Clara looked up from her book, glancing speculatively at the Doctor.

"What is it?" he asked fondly, not raising his eyes from his own reading material.

"I was wondering," she began slowly, "what it was like to know more than one of me? Wow. That sounds so strange when I say it out loud."

"I didn't get to know all of you," he replied quietly. "I wish I did."

"But the ones you did know? Were they all me? Or, well…I don't know…"

"They weren't all carbon copies of you," the Doctor clarified. "There were many similarities, of course. All the Clara's I met were funny, and brave, and clever, but each a little different. As if I had met your sisters, I suppose is the clearest way of expressing it. What's brought this on?"

"I just wondered what it seemed like to you. Did you know that all of me had jobs taking care of people in some way or another?"

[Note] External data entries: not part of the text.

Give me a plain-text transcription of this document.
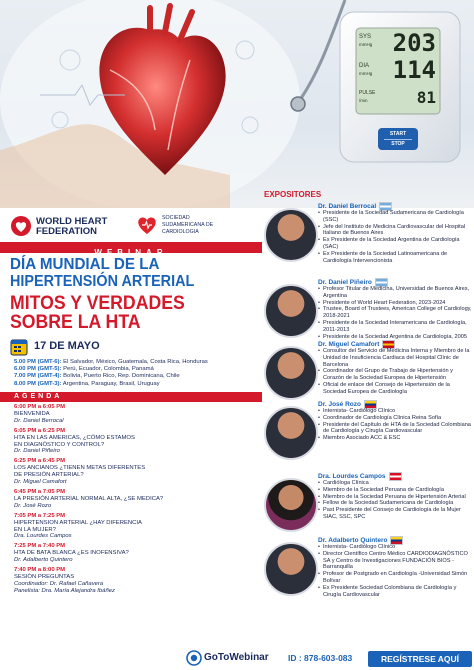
SYS
mmHg 203
DIA
mmHg 114
PULSE
/min	81
START
STOP
WORLD HEART
FEDERATION
SOCIEDAD
SUDAMERICANA DE
CARDIOLOGIA
WEBINAR
DÍA MUNDIAL DE LA
HIPERTENSIÓN ARTERIAL
MITOS Y VERDADES
SOBRE LA HTA
17 DE MAYO
5.00 PM (GMT-6): El Salvador, México, Guatemala, Costa Rica, Honduras
6.00 PM (GMT-5): Perú, Ecuador, Colombia, Panamá
7.00 PM (GMT-4): Bolivia, Puerto Rico, Rep. Dominicana, Chile
8.00 PM (GMT-3): Argentina, Paraguay, Brasil, Uruguay
AGENDA
6:00 PM a 6:05 PM
BIENVENIDA
Dr. Daniel Berrocal
6:05 PM a 6:25 PM
HTA EN LAS AMERICAS, ¿CÓMO ESTAMOS
EN DIAGNÓSTICO Y CONTROL?
Dr. Daniel Piñeiro
6:25 PM a 6:45 PM
LOS ANCIANOS ¿TIENEN METAS DIFERENTES
DE PRESIÓN ARTERIAL?
Dr. Miguel Camafort
6:45 PM a 7:05 PM
LA PRESIÓN ARTERIAL NORMAL ALTA, ¿SE MEDICA?
Dr. José Rozo
7:05 PM a 7:25 PM
HIPERTENSION ARTERIAL ¿HAY DIFERENCIA
EN LA MUJER?
Dra. Lourdes Campos
7:25 PM a 7:40 PM
HTA DE BATA BLANCA ¿ES INOFENSIVA?
Dr. Adalberto Quintero
7:40 PM a 8:00 PM
SESIÓN PREGUNTAS
Coordinador: Dr. Rafael Cañavera
Panelista: Dra. María Alejandra Ibáñez
EXPOSITORES
Dr. Daniel Berrocal
• Presidente de la Sociedad Sudamericana de Cardiología (SSC)
• Jefe del Instituto de Medicina Cardiovascular del Hospital Italiano de Buenos Aires
• Ex Presidente de la Sociedad Argentina de Cardiología (SAC)
• Ex Presidente de la Sociedad Latinoamericana de Cardiología Intervencionista
Dr. Daniel Piñeiro
• Profesor Titular de Medicina, Universidad de Buenos Aires, Argentina
• Presidente of World Heart Federation, 2023-2024
• Trustee, Board of Trustees, American College of Cardiology, 2018-2021
• Presidente de la Sociedad Interamericana de Cardiología, 2011-2013
• Presidente de la Sociedad Argentina de Cardiología, 2005
Dr. Miguel Camafort
• Consultor del Servicio de Medicina Interna y Miembro de la Unidad de Insuficiencia Cardiaca del Hospital Clínic de Barcelona
• Coordinador del Grupo de Trabajo de Hipertensión y Corazón de la Sociedad Europea de Hipertensión
• Oficial de enlace del Consejo de Hipertensión de la Sociedad Europea de Cardiología
Dr. José Rozo
• Internista- Cardiólogo Clínico
• Coordinador de Cardiología Clínica Reina Sofía
• Presidente del Capítulo de HTA de la Sociedad Colombiana de Cardiología y Cirugía Cardiovascular
• Miembro Asociado ACC & ESC
Dra. Lourdes Campos
• Cardióloga Clínica
• Miembro de la Sociedad Peruana de Cardiología
• Miembro de la Sociedad Peruana de Hipertensión Arterial
• Fellow de la Sociedad Sudamericana de Cardiología
• Past Presidente del Consejo de Cardiología de la Mujer SIAC, SSC, SPC
Dr. Adalberto Quintero
• Internista- Cardiólogo Clínico
• Director Científico Centro Médico CARDIODIAGNÓSTICO SA y Centro de Investigaciones FUNDACIÓN BIOS - Barranquilla
• Profesor de Postgrado en Cardiología -Universidad Simón Bolívar
• Ex Presidente Sociedad Colombiana de Cardiología y Cirugía Cardiovascular
GoToWebinar ID : 878-603-083	REGÍSTRESE AQUÍ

The Doctor put down his book and moved to sit beside Clara. "That makes sense, I suppose. You are a very caring person," he told her, smiling affectionately. "Some things just seem to be part of your fundamental structure."

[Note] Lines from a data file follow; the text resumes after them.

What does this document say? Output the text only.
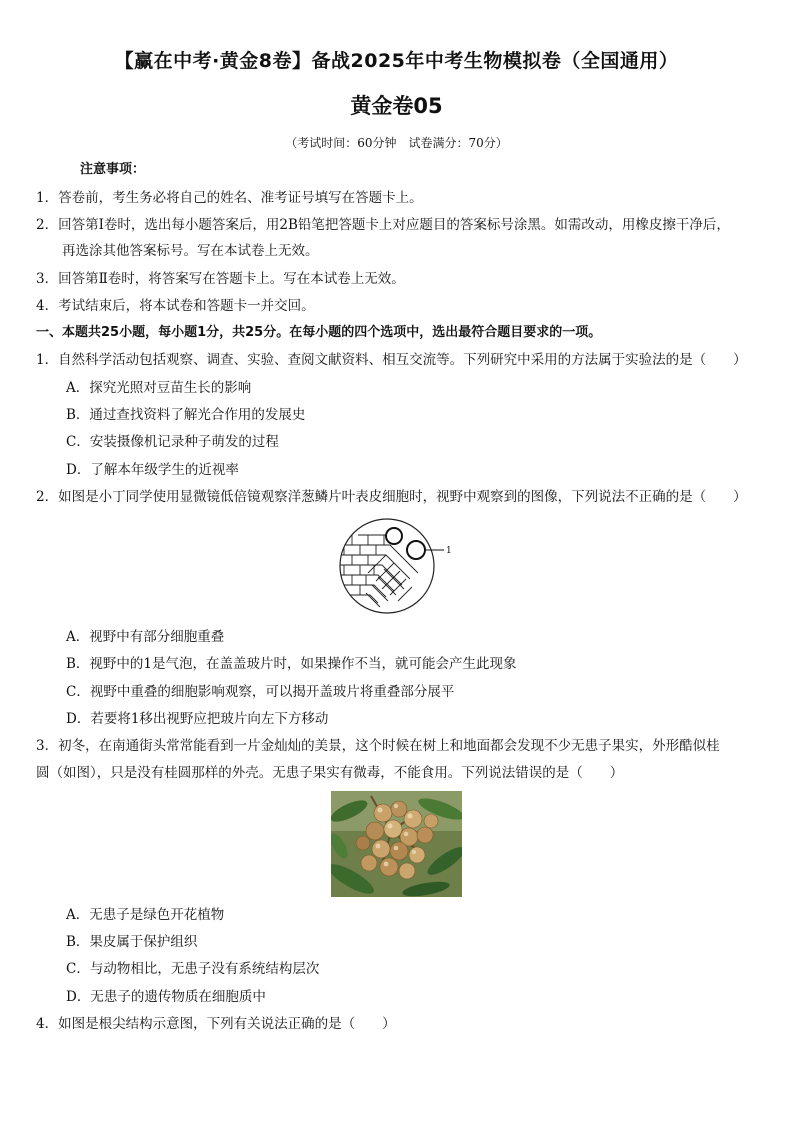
【赢在中考·黄金8卷】备战2025年中考生物模拟卷（全国通用）
黄金卷05
（考试时间：60分钟　试卷满分：70分）
注意事项：
1．答卷前，考生务必将自己的姓名、准考证号填写在答题卡上。
2．回答第Ⅰ卷时，选出每小题答案后，用2B铅笔把答题卡上对应题目的答案标号涂黑。如需改动，用橡皮擦干净后，
再选涂其他答案标号。写在本试卷上无效。
3．回答第Ⅱ卷时，将答案写在答题卡上。写在本试卷上无效。
4．考试结束后，将本试卷和答题卡一并交回。
一、本题共25小题，每小题1分，共25分。在每小题的四个选项中，选出最符合题目要求的一项。
1．自然科学活动包括观察、调查、实验、查阅文献资料、相互交流等。下列研究中采用的方法属于实验法的是（　　）
A．探究光照对豆苗生长的影响
B．通过查找资料了解光合作用的发展史
C．安装摄像机记录种子萌发的过程
D．了解本年级学生的近视率
2．如图是小丁同学使用显微镜低倍镜观察洋葱鳞片叶表皮细胞时，视野中观察到的图像，下列说法不正确的是（　　）
1
A．视野中有部分细胞重叠
B．视野中的1是气泡，在盖盖玻片时，如果操作不当，就可能会产生此现象
C．视野中重叠的细胞影响观察，可以揭开盖玻片将重叠部分展平
D．若要将1移出视野应把玻片向左下方移动
3．初冬，在南通街头常常能看到一片金灿灿的美景，这个时候在树上和地面都会发现不少无患子果实，外形酷似桂
圆（如图），只是没有桂圆那样的外壳。无患子果实有微毒，不能食用。下列说法错误的是（　　）
A．无患子是绿色开花植物
B．果皮属于保护组织
C．与动物相比，无患子没有系统结构层次
D．无患子的遗传物质在细胞质中
4．如图是根尖结构示意图，下列有关说法正确的是（　　）
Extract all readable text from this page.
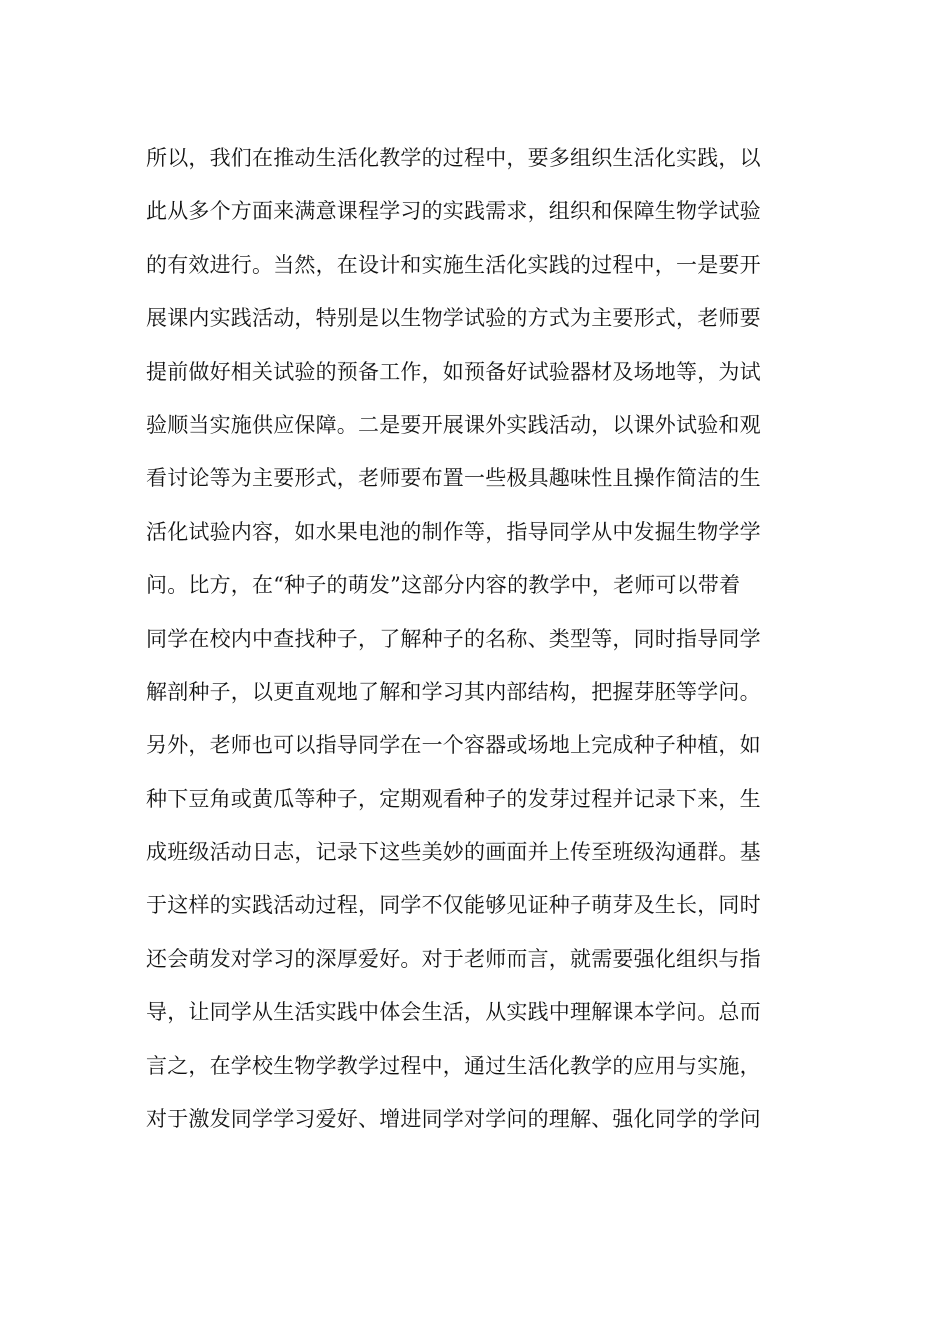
所以，我们在推动生活化教学的过程中，要多组织生活化实践，以
此从多个方面来满意课程学习的实践需求，组织和保障生物学试验
的有效进行。当然，在设计和实施生活化实践的过程中，一是要开
展课内实践活动，特别是以生物学试验的方式为主要形式，老师要
提前做好相关试验的预备工作，如预备好试验器材及场地等，为试
验顺当实施供应保障。二是要开展课外实践活动，以课外试验和观
看讨论等为主要形式，老师要布置一些极具趣味性且操作简洁的生
活化试验内容，如水果电池的制作等，指导同学从中发掘生物学学
问。比方，在“种子的萌发”这部分内容的教学中，老师可以带着
同学在校内中查找种子，了解种子的名称、类型等，同时指导同学
解剖种子，以更直观地了解和学习其内部结构，把握芽胚等学问。
另外，老师也可以指导同学在一个容器或场地上完成种子种植，如
种下豆角或黄瓜等种子，定期观看种子的发芽过程并记录下来，生
成班级活动日志，记录下这些美妙的画面并上传至班级沟通群。基
于这样的实践活动过程，同学不仅能够见证种子萌芽及生长，同时
还会萌发对学习的深厚爱好。对于老师而言，就需要强化组织与指
导，让同学从生活实践中体会生活，从实践中理解课本学问。总而
言之，在学校生物学教学过程中，通过生活化教学的应用与实施，
对于激发同学学习爱好、增进同学对学问的理解、强化同学的学问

"Some things," she repeated quietly, looking down at the book in her lap.

"Hey, what is it?" he asked, gently tipping her face up.

"Did you know that all of me lost my mum?"

"Oh, Clara," he sighed, pulling her in close.

"I kept hoping, you know? I just thought that maybe one of me would get to keep her, but…I guess the universe doesn't work that way."

"No, I'm so sorry, but no, it doesn't." He had found, in a thousand years of existence, that the universe occasionally did manage to find a way to balance things out, but sometimes it took time, years, generations, centuries even. To Clara, the loss of her mum was still too raw of a wound to take the long view of things, and so he just held her tightly as she wept out her grief at the injustice of it all.


A universe apart…

"Really, Pete? A nanny? Whatever are you thinking?" Jackie scolded. "I managed to raise Rose all right on my own, didn't I?"

"Yes, you did," Pete replied soothingly, "but the thing is, Jax, this time you don't have to. Look, we're both a bit older this time around, why not let someone else do some of the work? And besides…"

Jackie crossed her arms and sighed, raising an eyebrow. "Besides, what?"

"Look, this girl…she's all alone in the world. I think, maybe we can do her some good, all right?"

"Daft, you are," Jackie laughed, giving in.

"All right, then," Pete stepped to the doorway. "Come on in and meet my wife," he invited, ushering the pretty, dark-haired girl into the room. "Jackie, this is Clara."